Bruce Pickens

No. 39, 38, 20
- Position: Cornerback

Personal information
- Born: May 9, 1968 (age 58) Kansas City, Missouri, U.S.
- Listed height: 5 ft 11 in (1.80 m)
- Listed weight: 190 lb (86 kg)

Career information
- High school: Westport (Kansas City)
- College: Nebraska
- NFL draft: 1991: 1st round, 3rd overall pick

Career history
- Atlanta Falcons (1991–1993); Green Bay Packers (1993); Kansas City Chiefs (1993); Oakland Raiders (1995);

Awards and highlights
- First-team All-Big Eight (1989); Second-team All-Big Eight (1990);

Career NFL statistics
- Tackles: 88
- Interceptions: 2
- Fumble recoveries: 1
- Stats at Pro Football Reference

= Bruce Pickens =

American football player (born 1968)

Bruce Pickens (born May 9, 1968) is an American former professional football player who was a cornerback for four seasons in the National Football League (NFL) for the Atlanta Falcons, Green Bay Packers, Kansas City Chiefs, and Oakland Raiders.
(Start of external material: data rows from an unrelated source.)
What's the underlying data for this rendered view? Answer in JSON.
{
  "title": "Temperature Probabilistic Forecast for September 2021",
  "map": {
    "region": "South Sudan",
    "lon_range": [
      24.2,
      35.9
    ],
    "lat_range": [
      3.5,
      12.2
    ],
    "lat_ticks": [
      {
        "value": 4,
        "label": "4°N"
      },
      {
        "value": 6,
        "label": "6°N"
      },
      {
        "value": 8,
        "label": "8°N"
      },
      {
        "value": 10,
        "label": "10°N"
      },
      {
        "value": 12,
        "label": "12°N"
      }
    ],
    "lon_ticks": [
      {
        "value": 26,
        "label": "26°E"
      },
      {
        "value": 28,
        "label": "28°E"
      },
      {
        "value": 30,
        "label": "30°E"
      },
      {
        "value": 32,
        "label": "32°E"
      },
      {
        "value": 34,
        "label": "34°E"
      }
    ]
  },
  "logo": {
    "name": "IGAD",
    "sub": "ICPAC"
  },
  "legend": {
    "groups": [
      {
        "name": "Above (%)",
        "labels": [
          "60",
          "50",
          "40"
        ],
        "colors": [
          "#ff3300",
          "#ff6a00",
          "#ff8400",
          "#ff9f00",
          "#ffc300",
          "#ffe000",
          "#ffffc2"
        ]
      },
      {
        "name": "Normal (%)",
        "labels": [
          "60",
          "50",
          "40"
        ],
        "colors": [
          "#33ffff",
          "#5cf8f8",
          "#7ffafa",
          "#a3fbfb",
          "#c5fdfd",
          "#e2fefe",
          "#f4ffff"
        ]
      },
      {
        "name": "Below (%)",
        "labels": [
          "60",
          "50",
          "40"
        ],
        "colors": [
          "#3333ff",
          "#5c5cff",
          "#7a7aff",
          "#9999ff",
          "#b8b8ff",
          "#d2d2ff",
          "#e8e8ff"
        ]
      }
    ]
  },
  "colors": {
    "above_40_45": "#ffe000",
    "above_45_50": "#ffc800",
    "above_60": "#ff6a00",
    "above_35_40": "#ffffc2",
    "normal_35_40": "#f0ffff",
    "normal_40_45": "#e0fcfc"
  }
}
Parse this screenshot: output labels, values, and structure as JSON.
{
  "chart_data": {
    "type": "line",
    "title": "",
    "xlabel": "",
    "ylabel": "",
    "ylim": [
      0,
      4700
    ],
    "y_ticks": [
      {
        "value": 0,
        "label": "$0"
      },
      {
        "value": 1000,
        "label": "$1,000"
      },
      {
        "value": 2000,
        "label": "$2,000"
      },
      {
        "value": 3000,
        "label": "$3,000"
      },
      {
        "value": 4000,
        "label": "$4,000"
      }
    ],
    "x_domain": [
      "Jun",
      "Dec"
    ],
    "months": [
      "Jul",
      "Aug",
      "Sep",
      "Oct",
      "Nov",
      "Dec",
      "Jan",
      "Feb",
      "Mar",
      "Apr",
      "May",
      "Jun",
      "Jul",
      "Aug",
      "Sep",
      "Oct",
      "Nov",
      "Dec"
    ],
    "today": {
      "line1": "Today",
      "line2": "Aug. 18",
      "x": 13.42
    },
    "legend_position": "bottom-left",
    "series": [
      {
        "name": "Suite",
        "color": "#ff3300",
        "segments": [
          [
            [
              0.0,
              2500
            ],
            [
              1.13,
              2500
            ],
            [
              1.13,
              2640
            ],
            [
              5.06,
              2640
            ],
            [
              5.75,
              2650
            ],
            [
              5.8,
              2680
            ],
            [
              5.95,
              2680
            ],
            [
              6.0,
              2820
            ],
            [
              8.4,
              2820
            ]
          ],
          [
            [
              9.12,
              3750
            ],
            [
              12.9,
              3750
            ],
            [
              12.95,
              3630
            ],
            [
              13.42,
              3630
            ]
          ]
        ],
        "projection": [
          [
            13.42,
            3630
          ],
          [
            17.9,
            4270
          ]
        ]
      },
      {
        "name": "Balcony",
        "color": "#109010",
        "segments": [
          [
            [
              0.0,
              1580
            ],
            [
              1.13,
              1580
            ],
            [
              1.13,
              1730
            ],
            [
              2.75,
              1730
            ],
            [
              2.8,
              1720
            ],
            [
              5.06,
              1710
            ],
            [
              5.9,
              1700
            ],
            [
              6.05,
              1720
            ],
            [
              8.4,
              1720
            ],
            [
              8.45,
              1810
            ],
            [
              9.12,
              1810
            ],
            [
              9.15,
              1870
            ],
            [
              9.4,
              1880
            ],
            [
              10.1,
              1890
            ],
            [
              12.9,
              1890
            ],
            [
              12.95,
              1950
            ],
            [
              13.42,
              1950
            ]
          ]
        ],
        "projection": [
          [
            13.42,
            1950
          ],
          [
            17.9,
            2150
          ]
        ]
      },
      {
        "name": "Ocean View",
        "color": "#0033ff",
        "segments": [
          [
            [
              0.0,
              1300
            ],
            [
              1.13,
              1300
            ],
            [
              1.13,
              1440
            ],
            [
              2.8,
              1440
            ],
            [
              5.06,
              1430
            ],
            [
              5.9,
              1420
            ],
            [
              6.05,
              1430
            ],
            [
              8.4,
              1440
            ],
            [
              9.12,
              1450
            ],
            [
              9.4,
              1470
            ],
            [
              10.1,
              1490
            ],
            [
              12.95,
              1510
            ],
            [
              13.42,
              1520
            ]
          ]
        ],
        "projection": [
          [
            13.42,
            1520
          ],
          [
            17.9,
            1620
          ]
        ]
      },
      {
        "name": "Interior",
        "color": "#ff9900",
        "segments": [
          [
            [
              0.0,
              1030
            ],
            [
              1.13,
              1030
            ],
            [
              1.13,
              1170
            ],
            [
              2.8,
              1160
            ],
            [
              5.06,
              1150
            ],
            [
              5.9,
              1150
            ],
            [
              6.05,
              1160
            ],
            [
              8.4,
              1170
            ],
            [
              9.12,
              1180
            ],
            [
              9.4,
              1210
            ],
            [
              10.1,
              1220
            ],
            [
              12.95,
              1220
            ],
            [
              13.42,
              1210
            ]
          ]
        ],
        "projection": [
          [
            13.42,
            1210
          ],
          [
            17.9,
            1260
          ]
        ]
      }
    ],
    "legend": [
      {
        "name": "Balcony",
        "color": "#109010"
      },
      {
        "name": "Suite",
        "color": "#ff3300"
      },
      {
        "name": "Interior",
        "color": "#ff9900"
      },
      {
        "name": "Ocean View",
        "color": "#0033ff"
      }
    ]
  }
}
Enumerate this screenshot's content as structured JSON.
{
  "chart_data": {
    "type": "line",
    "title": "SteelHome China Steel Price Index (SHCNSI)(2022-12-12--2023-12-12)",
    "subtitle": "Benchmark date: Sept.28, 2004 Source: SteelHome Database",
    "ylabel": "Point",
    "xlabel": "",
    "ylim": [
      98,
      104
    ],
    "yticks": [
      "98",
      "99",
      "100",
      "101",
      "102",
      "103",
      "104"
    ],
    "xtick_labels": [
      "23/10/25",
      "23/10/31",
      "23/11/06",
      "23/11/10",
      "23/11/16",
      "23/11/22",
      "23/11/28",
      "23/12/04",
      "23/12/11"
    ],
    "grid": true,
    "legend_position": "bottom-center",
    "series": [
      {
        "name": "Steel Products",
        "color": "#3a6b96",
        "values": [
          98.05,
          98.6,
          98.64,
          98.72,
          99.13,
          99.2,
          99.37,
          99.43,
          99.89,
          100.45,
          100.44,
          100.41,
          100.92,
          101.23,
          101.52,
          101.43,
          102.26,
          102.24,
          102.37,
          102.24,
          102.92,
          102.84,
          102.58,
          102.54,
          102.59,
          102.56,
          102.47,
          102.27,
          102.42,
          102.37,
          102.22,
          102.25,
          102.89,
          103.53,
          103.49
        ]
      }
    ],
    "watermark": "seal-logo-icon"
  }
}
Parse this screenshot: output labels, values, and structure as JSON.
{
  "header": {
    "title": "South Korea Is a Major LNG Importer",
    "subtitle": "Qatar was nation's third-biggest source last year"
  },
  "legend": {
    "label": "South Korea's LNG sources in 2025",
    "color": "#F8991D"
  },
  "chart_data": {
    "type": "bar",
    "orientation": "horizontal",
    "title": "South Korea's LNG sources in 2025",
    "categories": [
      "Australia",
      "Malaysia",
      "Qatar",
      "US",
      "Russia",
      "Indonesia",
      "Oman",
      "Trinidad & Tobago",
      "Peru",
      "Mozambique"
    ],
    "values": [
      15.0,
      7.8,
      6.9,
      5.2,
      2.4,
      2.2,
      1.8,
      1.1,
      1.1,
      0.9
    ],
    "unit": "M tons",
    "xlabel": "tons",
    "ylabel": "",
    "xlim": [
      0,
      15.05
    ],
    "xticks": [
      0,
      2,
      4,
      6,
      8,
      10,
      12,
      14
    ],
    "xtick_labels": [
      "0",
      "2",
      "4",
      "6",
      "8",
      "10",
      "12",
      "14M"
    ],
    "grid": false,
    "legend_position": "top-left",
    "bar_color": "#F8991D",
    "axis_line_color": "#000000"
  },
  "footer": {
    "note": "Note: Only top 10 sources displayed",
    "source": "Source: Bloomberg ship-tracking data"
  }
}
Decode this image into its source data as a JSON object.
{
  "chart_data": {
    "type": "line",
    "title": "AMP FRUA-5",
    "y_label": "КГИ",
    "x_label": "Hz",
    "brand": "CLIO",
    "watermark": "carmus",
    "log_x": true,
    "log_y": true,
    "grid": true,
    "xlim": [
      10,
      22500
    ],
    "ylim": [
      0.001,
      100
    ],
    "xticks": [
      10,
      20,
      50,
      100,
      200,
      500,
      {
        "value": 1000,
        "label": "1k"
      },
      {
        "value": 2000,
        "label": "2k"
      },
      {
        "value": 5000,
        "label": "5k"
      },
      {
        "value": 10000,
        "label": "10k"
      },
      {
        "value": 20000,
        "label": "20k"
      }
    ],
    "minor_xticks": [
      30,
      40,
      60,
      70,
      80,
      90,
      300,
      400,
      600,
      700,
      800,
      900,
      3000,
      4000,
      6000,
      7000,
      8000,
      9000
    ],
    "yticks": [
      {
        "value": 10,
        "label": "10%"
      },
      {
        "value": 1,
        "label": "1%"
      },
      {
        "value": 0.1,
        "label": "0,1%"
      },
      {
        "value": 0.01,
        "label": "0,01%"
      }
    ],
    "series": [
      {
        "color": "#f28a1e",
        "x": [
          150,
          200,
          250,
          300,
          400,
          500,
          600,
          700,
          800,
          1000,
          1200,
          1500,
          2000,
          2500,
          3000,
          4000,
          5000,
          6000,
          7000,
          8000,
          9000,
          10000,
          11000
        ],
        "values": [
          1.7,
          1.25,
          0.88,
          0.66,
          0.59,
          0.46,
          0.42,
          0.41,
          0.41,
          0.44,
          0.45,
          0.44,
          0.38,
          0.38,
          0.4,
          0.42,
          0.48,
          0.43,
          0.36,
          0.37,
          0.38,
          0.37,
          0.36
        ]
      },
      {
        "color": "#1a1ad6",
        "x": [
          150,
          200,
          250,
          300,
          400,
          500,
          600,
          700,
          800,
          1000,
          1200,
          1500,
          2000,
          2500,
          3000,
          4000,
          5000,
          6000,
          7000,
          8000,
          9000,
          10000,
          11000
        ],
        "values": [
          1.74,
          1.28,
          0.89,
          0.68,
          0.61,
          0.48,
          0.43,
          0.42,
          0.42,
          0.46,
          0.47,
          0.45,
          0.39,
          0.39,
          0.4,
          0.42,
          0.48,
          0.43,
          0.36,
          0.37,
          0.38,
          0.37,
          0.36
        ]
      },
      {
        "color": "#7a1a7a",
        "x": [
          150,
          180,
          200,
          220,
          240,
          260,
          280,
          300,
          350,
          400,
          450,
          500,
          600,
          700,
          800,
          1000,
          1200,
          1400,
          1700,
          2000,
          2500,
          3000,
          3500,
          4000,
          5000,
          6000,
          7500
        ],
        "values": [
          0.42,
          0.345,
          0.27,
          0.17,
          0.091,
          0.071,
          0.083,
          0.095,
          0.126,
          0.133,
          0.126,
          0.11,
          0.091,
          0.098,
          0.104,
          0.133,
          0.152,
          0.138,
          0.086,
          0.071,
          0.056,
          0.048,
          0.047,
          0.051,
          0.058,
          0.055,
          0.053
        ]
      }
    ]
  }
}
He played college football for the Nebraska Cornhuskers and was selected in the first round with the third overall pick in the 1991 NFL draft.

A New York Times pre-draft assessment of the 5-10, 192 lb. cornerback that ran a 4.48: "A junior-college transfer who hasn't been exposed to top passing offenses and is somewhat raw in overall development but has the best physical skill of the DBs this year. Very athletic."